Así son las cosas, no nos gustan pero funcionan, un pasar por el mundo con la menor incidencia y con el menor sufrimiento.
Y casi todos los días, eso basta: se inclinará el día hacia la tarde, el tiempo de los hobbies, los conciertos, de abrir uno de las docenas de libros aparecidos el mes pasado, de una cena con amigos, el momento de comenzar una serie.
Así es para quienes vivimos veloces, moderadamente felices, infelices sin demasiada saña. Pero un día cualquiera, cuando amanece, se ha quebrado la frágil superficie de la realidad: esa dolencia que tanto costó mitigar ha regresado, nos echan de nuestra casa, un ser querido ha muerto.
El tiempo se ralentiza, el corazón suena en los oídos, sístole, diástole. Todos parecen correr, todos parecen ajenos, normales, mientras nosotros, que lo fuimos, ya no somos nada de eso.
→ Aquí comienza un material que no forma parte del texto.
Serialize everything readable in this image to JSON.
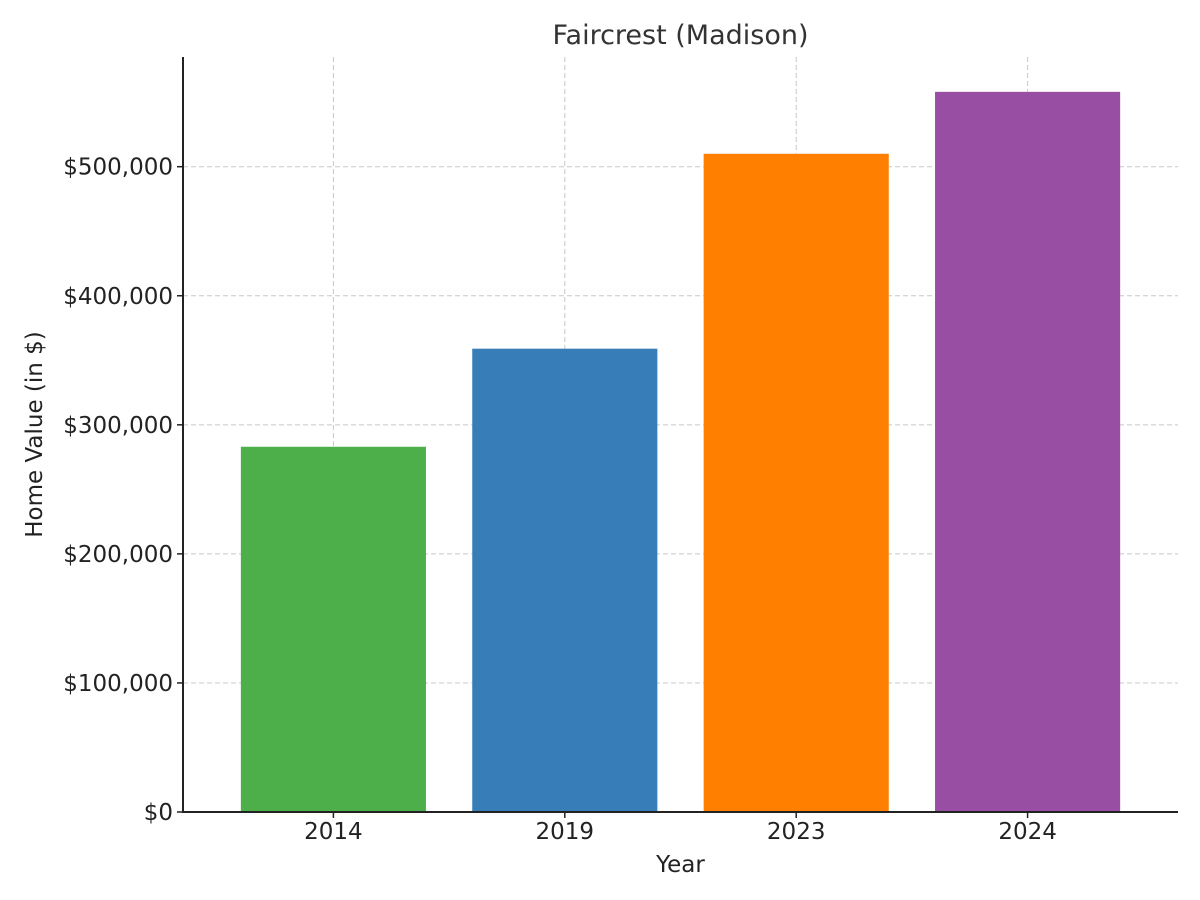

Nuestras seguridades se desdibujan como una acuarela vieja, las prioridades cambian en una sacudida de cabeza, no importa nada de lo que nos dijeron que debíamos lograr aún a costa de la vida, la salud, el tiempo, nuestra autoestima.
Y de pronto, aún sin aliento por el golpe, no entendemos nada y lo entendemos todo.